Campbells Decides to Label and Disclose G.M.O. Ingredients in their Products
We want GMO crops and foods to disappear, replaced by an organic regenerative food and farming system that produces chemical-free, nutrient-dense food using farming practices that restore biodiversity, keep our waters clean, treat animals humanely, support family farmers and local economies, and draw down carbon from the atmosphere by rebuilding soil health and organic matter.
That said, we congratulate Campbell’s for responding to consumer demand for truth and transparency in labeling. But from the “credit where credit is due” department, let’s not forget to congratulate the consumers who forced Campbell’s hand.
Breaking from its industry rivals, Campbell Soup will become the first major food company to begin disclosing the presence of genetically engineered ingredients like corn, soy and sugar beets in its products.
The company, the maker of brands like Pepperidge Farm, Prego, Plum Organics and V8 in addition to its namesake soups, is taking the unusual step — and possibly risking sales by alienating consumers averse to genetically modified organisms — as big food corporations face increasing pressure to be more open about their use of such ingredients.
Food companies have begun printing labels to comply with a new labeling law in Vermont, which has become a battleground over labeling that other states have been watching closely. Beginning in July, Vermont will require disclosure of genetically engineered ingredients, a measure opposed by most major food companies, which are seeking to supersede any state’s legislation with a voluntary federal solution.
Campbell is also breaking with its peers by calling for federal action to make mandatory a uniform labeling system of foods that contain such ingredients, commonly known as G. M.O. labeling, said Denise Morrison, chief executive of Campbell.
“We’re optimistic that a federal solution can be reached in a reasonable amount of time, but if that’s not the case, we’re preparing to label all our products across the portfolio,” Ms. Morrison said in an interview.
She said about three-quarters of the company’s products contained ingredients derived from corn, canola, soybeans or sugar beets, the four largest genetically engineered crops. The change in labeling is expected to take 12 to 18 months.
The first example provided by the company, for a SpaghettiO’s label prepared for Vermont, is sparsely worded and does not specify which individual ingredients are genetically altered. It simply states at the bottom of the label: “Partially produced with genetic engineering. For more information about G.M.O. ingredients, visitWhatsinMyFood.com.”

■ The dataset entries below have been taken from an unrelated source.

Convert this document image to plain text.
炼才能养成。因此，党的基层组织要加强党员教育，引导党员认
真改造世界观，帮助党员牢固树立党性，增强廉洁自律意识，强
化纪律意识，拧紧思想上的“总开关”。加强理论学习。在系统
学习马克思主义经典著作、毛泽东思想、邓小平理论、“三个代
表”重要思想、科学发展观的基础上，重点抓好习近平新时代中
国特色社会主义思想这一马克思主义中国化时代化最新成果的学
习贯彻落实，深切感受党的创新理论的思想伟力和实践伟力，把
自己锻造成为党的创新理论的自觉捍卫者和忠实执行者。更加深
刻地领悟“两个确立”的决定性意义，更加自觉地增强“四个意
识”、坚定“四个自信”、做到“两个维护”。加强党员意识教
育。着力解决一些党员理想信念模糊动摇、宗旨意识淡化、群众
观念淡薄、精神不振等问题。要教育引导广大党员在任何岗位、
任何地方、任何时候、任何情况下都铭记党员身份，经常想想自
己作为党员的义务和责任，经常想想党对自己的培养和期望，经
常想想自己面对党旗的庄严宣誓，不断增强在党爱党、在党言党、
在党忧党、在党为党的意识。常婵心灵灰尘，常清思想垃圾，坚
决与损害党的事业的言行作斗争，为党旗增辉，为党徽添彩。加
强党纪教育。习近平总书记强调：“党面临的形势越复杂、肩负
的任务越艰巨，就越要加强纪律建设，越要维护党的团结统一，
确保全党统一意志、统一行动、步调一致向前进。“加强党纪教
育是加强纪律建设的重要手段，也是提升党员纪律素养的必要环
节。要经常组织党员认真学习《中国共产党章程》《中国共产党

Other companies have reformulated a handful of products to replace such ingredients. General Mills now produces non-G.M.O. Cheerios, and others have put labels on some products verifying that they contain no genetically engineered components, like Tropicana juices.
But none have gone as far as Campbell, whose move is reminiscent of that by Whole Foods Markets, which almost three years ago created an uproar when it announced that, as of 2018, it would require all products sold in its stores to have labels disclosing the presence of ingredients from genetically altered crops.
More mainstream grocers like Kroger and Safeway have moved to highlight their selection of organic products, which by law cannot contain any genetically modified ingredients, and have quietly urged big food manufacturers not to oppose demands for G.M.O. labeling.
The number of products verified by the Non-GMO Project, a nonprofit group that certifies foods that are free of ingredients from genetically engineered sources, is now in the tens of thousands.
But many companies have long argued that a patchwork of state laws with different requirements for G.M.O. labeling will be cumbersome and expensive, and the quirks in the Vermont law are making their case.
Ms. Morrison noted, for example, that in Vermont, the cans of SpaghettiOs will have to be wrapped in one label stating that the product contains ingredients from genetically engineered sources because they fall under the jurisdiction of the Food and Drug Administration. But Campbell does not have to disclose that SpaghettiOs with Meatballs contains such ingredients because that product is governed by the Department of Agriculture — and the Vermont law applies only to products overseen by the F.D.A.
“A state-by-state patchwork of laws could be incredibly costly not only for our company but for the entire industry,” Ms. Morrison said. “That’s why we want the federal government to come up with a national standard that is mandatory.”